Can you provide more specifics about the lens?  If it's lens that has a macro feature, that's different from a dedicated macro lens and the things you need to do to increase DOF will be different.  But, quickly, having the pen parallel to the sensor plane will solve a lot, if not all problems.


----------



## wizical (Nov 21, 2007)

It is a dedicated 50mm Macro Lens, it is really great, i have been playing with f-stop too, i know how that works, just finding the right setup is tricky too.  thanks for all the help


----------



## gketell (Nov 21, 2007)

Start at f8 and see how that does.  Work you way up to higher numbers f16, f22, etc until you find the lowest f-stop that makes your pen positioning look good.

GK


----------



## toolcrazy (Nov 21, 2007)

I generally use F16, then adjust the shutter speed according to how much light I have. Doing this you will need a tripod. Also, use the 2 second mirror up shutter timer so you don't jiggle the camera when you push the shutter release. You have a nice camera, I have the K100D and I am very happy with it.


----------



## gerryr (Nov 22, 2007)

Just don't try to photograph the pen along it's axis, keep it parallel to the plane of the sensor and your DOF problem will be solved.


----------



## Rifleman1776 (Nov 22, 2007)

> _Originally posted by wizical_
> <br />thanks,
> 
> the camera I use is a pentax K10D with a macro lense, How do I change the depth of field on that?

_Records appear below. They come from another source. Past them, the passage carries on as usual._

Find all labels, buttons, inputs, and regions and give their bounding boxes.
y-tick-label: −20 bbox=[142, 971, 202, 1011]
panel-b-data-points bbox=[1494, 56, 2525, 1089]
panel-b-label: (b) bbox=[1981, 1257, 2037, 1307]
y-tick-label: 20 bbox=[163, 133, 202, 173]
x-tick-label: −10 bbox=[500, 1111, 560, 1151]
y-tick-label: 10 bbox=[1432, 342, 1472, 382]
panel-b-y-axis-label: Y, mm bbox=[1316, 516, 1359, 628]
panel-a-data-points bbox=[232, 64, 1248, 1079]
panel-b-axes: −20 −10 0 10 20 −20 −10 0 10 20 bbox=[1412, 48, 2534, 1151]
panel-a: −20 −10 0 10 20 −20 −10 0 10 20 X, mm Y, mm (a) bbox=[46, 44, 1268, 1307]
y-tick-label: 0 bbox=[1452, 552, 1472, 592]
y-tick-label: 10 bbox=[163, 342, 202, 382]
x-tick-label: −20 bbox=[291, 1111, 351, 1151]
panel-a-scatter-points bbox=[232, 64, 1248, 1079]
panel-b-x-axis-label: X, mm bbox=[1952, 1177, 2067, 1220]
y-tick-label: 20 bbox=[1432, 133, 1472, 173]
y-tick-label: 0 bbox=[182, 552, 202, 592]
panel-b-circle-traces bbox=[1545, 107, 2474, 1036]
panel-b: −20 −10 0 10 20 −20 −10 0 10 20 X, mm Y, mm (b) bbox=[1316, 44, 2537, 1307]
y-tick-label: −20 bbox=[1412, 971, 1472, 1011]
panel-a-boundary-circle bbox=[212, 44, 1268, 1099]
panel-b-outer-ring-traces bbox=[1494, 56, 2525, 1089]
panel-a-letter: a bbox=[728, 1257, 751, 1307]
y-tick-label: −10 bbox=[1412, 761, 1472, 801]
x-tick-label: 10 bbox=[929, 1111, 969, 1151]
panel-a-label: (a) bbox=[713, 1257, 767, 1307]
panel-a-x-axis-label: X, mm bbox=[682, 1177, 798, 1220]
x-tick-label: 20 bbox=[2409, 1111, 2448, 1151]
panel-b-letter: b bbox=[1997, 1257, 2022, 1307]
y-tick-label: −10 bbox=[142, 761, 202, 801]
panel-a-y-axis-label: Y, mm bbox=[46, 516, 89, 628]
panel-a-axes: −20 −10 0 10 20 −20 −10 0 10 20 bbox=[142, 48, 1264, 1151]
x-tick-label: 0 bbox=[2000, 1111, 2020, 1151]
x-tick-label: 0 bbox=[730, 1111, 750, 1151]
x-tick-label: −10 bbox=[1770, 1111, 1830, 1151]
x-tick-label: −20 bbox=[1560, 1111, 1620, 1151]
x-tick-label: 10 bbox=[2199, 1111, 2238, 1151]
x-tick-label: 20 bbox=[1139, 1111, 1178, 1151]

I haven't read the other replies so this may repeat some advice. So! You do have a good pro quality camera! OK, to add to what I said, among the several things that affect depth of field, the most controllable is aperture setting. The smaller, the more depth of field. Of course, when you gain something, you lose something. In this case the 'something' is light. That must be compensated for with more light. e.g. usually a longer exposure time. Be sure to use a tripod and cable release or self-timer to avoid shake. I would think a camera/lens of that quality would have a depth of field preview. Meaning you can stop down the aperture before taking the picture an see exactly what you have regarding the depth of field.


----------